Mystérieuse église Saint-Pierre-du Marché
Cette église Saint-Pierre-du Marché est en effet « mentionnée dans des documents comme se trouvant à la grande porte de la ville », confirme Dominique Pouille, archéologue ingénieur de recherches à l’Inrap. Ce qui pourrait parfaitement coller avec ce secteur, situé juste à l’extérieur de la première enceinte de protection de Rennes (1), datant de la fin du IIIe siècle. Et dont le mur se serait globalement situé sur le tracé de l’actuel rue de l’Horloge.
Pour les sépultures plus anciennes du nord de la place, « peut-être qu’une nécropole gallo-romaine aurait pu perdurer au début du Moyen Âge, avance Elsa Jovenet. En ville, il était courant d’avoir plusieurs cimetières voisins. » Rien que sur la place Sainte-Anne, en effet, il en avait été découvert trois : « Un dans le couvent des Jacobins, un lié à l’église Saint-Aubin et un dernier à côté de l’hôpital qui se trouvait là au Moyen Âge. »
Comme un puzzle
Les modes d’inhumations confirment les datations : plutôt « des coffrages en bois en haut de la place, seulement un linceul ou le corps directement dans la fosse », pour la partie basse. Mais il reste beaucoup de points d’interrogation : « On avait peu de temps et beaucoup reste sous le sol, c’est frustrant », concède l’anthropologue.
Consciente que « les diagnostics archéologiques [préalables à des travaux] sont comme un puzzle dont on ne découvre que quelques pièces. On savait que des sépultures se trouvaient probablement dans ce secteur et cela nous permet déjà de le préciser un peu plus. »
Au-delà des squelettes, des éléments sur l’histoire de Rennes
Au-delà de ces treize squelettes, d’autres éléments ont permis d’en apprendre plus sur l’histoire de Rennes, grâce à l’étude des sols de ces quatre tranchées, réalisée au nord et au sud de la place, en janvier 2022.
Une rue du tracé antique
Les fouilles ont mis « en évidence ce qui a pu être une rue du tracé antique », sur la partie nord de la place, relate Dominique Pouille, archéologue ingénieur de recherches à l’Inrap. Une rue qui aurait cependant été « rapidement abandonnée », à en juger de l’état de la chaussée.
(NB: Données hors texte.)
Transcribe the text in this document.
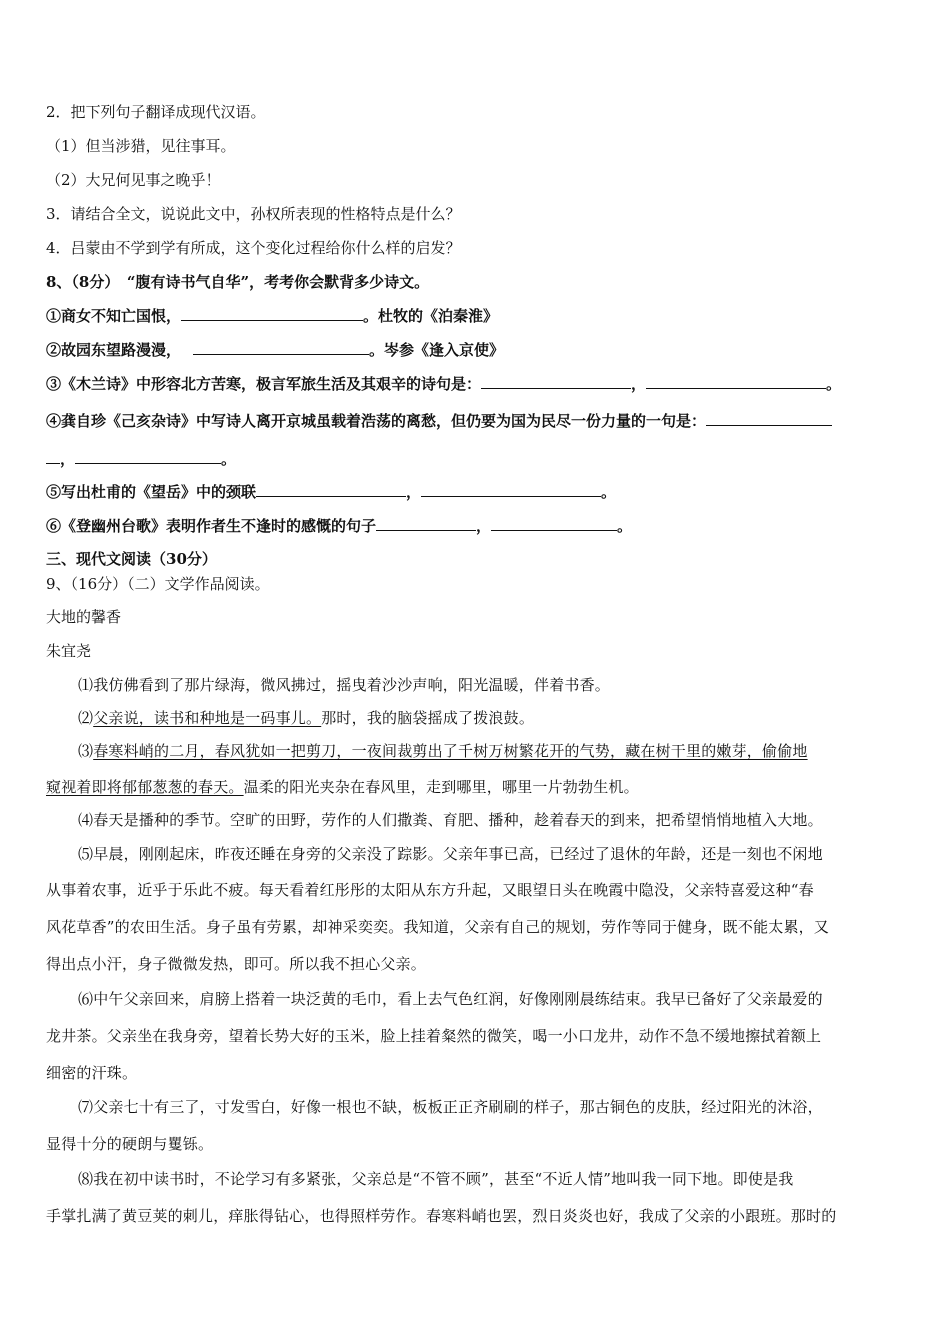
2．把下列句子翻译成现代汉语。
（1）但当涉猎，见往事耳。
（2）大兄何见事之晚乎！
3．请结合全文，说说此文中，孙权所表现的性格特点是什么？
4．吕蒙由不学到学有所成，这个变化过程给你什么样的启发？
8、（8分）　“腹有诗书气自华”，考考你会默背多少诗文。
①商女不知亡国恨，	。杜牧的《泊秦淮》
②故园东望路漫漫，	。岑参《逢入京使》
③《木兰诗》中形容北方苦寒，极言军旅生活及其艰辛的诗句是：	，	。
④龚自珍《己亥杂诗》中写诗人离开京城虽载着浩荡的离愁，但仍要为国为民尽一份力量的一句是：
，	。
⑤写出杜甫的《望岳》中的颈联	，	。
⑥《登幽州台歌》表明作者生不逢时的感慨的句子	，	。
三、现代文阅读（30分）
9、（16分）（二）文学作品阅读。
大地的馨香
朱宜尧
⑴我仿佛看到了那片绿海，微风拂过，摇曳着沙沙声响，阳光温暖，伴着书香。
⑵父亲说，读书和种地是一码事儿。那时，我的脑袋摇成了拨浪鼓。
⑶春寒料峭的二月，春风犹如一把剪刀，一夜间裁剪出了千树万树繁花开的气势，藏在树干里的嫩芽，偷偷地
窥视着即将郁郁葱葱的春天。温柔的阳光夹杂在春风里，走到哪里，哪里一片勃勃生机。
⑷春天是播种的季节。空旷的田野，劳作的人们撒粪、育肥、播种，趁着春天的到来，把希望悄悄地植入大地。
⑸早晨，刚刚起床，昨夜还睡在身旁的父亲没了踪影。父亲年事已高，已经过了退休的年龄，还是一刻也不闲地
从事着农事，近乎于乐此不疲。每天看着红彤彤的太阳从东方升起，又眼望日头在晚霞中隐没，父亲特喜爱这种“春
风花草香”的农田生活。身子虽有劳累，却神采奕奕。我知道，父亲有自己的规划，劳作等同于健身，既不能太累，又
得出点小汗，身子微微发热，即可。所以我不担心父亲。
⑹中午父亲回来，肩膀上搭着一块泛黄的毛巾，看上去气色红润，好像刚刚晨练结束。我早已备好了父亲最爱的
龙井茶。父亲坐在我身旁，望着长势大好的玉米，脸上挂着粲然的微笑，喝一小口龙井，动作不急不缓地擦拭着额上
细密的汗珠。
⑺父亲七十有三了，寸发雪白，好像一根也不缺，板板正正齐刷刷的样子，那古铜色的皮肤，经过阳光的沐浴，
显得十分的硬朗与矍铄。
⑻我在初中读书时，不论学习有多紧张，父亲总是“不管不顾”，甚至“不近人情”地叫我一同下地。即使是我
手掌扎满了黄豆荚的刺儿，痒胀得钻心，也得照样劳作。春寒料峭也罢，烈日炎炎也好，我成了父亲的小跟班。那时的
Un secteur situé juste à l’extérieur des remparts antiques, qui « aurait été délaissé pendant quelque temps, jusqu’à la fin de l’Antiquité. »
Des gravats d’alluvions de la Vilaine
Les sépultures du sud de la place, elles, « sont dans une zone totalement excavée. On a sûrement creusé le sol pour récupérer des gravats d’alluvions de la Vilaine, une sorte de gravier et du schiste, utiles pour la construction de bâtiments, soit à la fin de l’époque antique, soit au début du Moyen Âge. » On a alors enterré les corps dans ces tranchées déjà existantes.
Des traces d’habitations
Dans la tranchée du nord-ouest de la place, « on n’a trouvé aucune sépulture mais des traces d’habitations antérieures au Grand incendie de 1720 [qui a brûlé 40 % du centre ancien durant six jours] et qui ont également profité de cette zone excavée. »
Un mystérieux bâtiment datant du Moyen Âge
Dans l’angle sud-est de la place, enfin, « on a retrouvé des éléments provenant d’un gros bâtiment public ou manoir du Moyen Âge, et qui ont été réutilisés dans la construction d’une maison du XVIIe ou début du XVIIIe siècle. C’est très intéressant, on ne sait pas encore à quoi pouvait correspondre ce gros bâtiment qui a été incendié, à en juger par les blocs rougis par l’action du feu. » Une mission à relever pour les historiens rennais ?
(1) Les murs de la première enceinte de protection de Rennes, datant du IIIe siècle, englobaient la place des Lices au nord, jusqu’à République au sud et jusqu’à l’équivalent de la rue de l’Horloge, derrière l’actuelle mairie. La partie Est a été en partiellement démolie pour bâtir de nouveaux remparts qui englobent toute la partie nord Vilaine du centre-ville, au XVe siècle.